Near the Isosuo landfill in Raisio, police last week discovered and destroyed 24 cannabis plants, which they say could have sold for around 12,000 euros on the street.
But according to police sergeant Janne Aro-Heinilä, that amount is not enough for a serious narcotics charge.
"In a court of law, a narcotics charge requires around 50 plants. For one kilo of cannabis, about 40 plants are needed," says Aro-Heinilä.
The street value of one gramme of marijuana is 20 euros; one cannabis plant produces approximately 25 grammes of the drug also know as weed.
According to the police sergeant, the Raisio crop was larger than average. Usually, cannabis plants growing outdoors in the wild are in groups of ten.
Growing grow ops
Earlier this summer police in Western Finland have discovered cannabis growing in Kustavi and in the city of Turku near the centrally-located Myllysilta Bridge.
But according to Aro-Heinilä, the Myllysilta plants were likely not intentionally planted.
"They may have grown from seeds that were transported there by birds," he says.
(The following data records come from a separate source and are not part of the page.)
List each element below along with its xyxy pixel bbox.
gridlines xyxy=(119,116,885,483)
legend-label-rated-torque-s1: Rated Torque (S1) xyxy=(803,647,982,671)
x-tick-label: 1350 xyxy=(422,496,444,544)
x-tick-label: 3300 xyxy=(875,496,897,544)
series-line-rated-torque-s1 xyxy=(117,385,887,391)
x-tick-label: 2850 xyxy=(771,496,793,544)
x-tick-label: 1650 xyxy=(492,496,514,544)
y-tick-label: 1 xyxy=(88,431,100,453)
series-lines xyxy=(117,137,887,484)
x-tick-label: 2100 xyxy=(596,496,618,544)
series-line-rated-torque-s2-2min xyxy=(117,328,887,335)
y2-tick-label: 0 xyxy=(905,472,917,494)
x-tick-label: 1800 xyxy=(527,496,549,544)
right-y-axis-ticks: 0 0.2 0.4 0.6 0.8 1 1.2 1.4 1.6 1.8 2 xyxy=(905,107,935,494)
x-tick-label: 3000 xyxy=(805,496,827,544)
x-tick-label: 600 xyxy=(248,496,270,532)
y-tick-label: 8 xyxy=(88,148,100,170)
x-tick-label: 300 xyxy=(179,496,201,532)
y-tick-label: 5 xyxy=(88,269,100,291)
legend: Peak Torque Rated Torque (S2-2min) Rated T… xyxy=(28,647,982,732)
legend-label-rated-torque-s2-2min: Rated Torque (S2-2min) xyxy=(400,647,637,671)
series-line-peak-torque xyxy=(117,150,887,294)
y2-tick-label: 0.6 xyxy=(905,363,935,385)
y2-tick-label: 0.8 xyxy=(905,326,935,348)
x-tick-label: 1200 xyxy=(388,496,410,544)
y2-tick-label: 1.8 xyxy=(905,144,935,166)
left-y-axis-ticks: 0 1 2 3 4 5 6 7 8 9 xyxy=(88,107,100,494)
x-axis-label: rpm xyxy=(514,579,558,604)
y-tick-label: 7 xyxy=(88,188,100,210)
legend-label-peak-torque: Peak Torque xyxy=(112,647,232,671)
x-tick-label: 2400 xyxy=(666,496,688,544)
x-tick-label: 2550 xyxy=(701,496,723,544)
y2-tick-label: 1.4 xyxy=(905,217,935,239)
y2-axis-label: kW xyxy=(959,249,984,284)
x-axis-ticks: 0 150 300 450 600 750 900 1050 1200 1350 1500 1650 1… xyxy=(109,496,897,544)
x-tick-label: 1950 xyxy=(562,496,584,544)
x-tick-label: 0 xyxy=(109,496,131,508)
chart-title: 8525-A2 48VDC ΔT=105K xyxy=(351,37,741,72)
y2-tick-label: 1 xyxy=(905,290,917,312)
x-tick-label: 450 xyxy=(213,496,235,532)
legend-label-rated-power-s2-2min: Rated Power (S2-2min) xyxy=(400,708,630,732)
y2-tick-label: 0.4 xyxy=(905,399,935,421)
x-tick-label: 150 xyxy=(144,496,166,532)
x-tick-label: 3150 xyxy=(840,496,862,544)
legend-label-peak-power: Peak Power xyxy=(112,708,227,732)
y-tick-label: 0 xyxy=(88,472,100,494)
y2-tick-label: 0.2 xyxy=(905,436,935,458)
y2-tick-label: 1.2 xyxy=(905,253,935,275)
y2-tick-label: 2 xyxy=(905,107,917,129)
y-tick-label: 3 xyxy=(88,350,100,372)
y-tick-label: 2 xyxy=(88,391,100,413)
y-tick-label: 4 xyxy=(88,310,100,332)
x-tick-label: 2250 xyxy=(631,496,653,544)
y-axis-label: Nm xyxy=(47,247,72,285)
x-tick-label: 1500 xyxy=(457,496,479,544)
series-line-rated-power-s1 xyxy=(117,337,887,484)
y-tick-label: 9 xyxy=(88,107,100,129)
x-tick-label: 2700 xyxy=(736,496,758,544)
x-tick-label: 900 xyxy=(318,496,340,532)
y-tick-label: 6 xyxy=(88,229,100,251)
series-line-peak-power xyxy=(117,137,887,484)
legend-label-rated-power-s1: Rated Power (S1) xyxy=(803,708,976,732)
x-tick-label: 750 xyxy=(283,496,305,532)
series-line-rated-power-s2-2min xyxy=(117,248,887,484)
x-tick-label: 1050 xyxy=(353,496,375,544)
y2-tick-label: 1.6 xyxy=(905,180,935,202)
Marijuana planted in nature is often typically revealed when the berry and mushroom picking season starts up.
In the last few years, police have discovered close to 100 cannabis crops per summer and have gone as far as to call this new type of gardening a 'boom'.
Earlier this year in February police in the south-eastern town of Porvoo entered an apartment in the town centre to confiscate some 250 cannabis plants.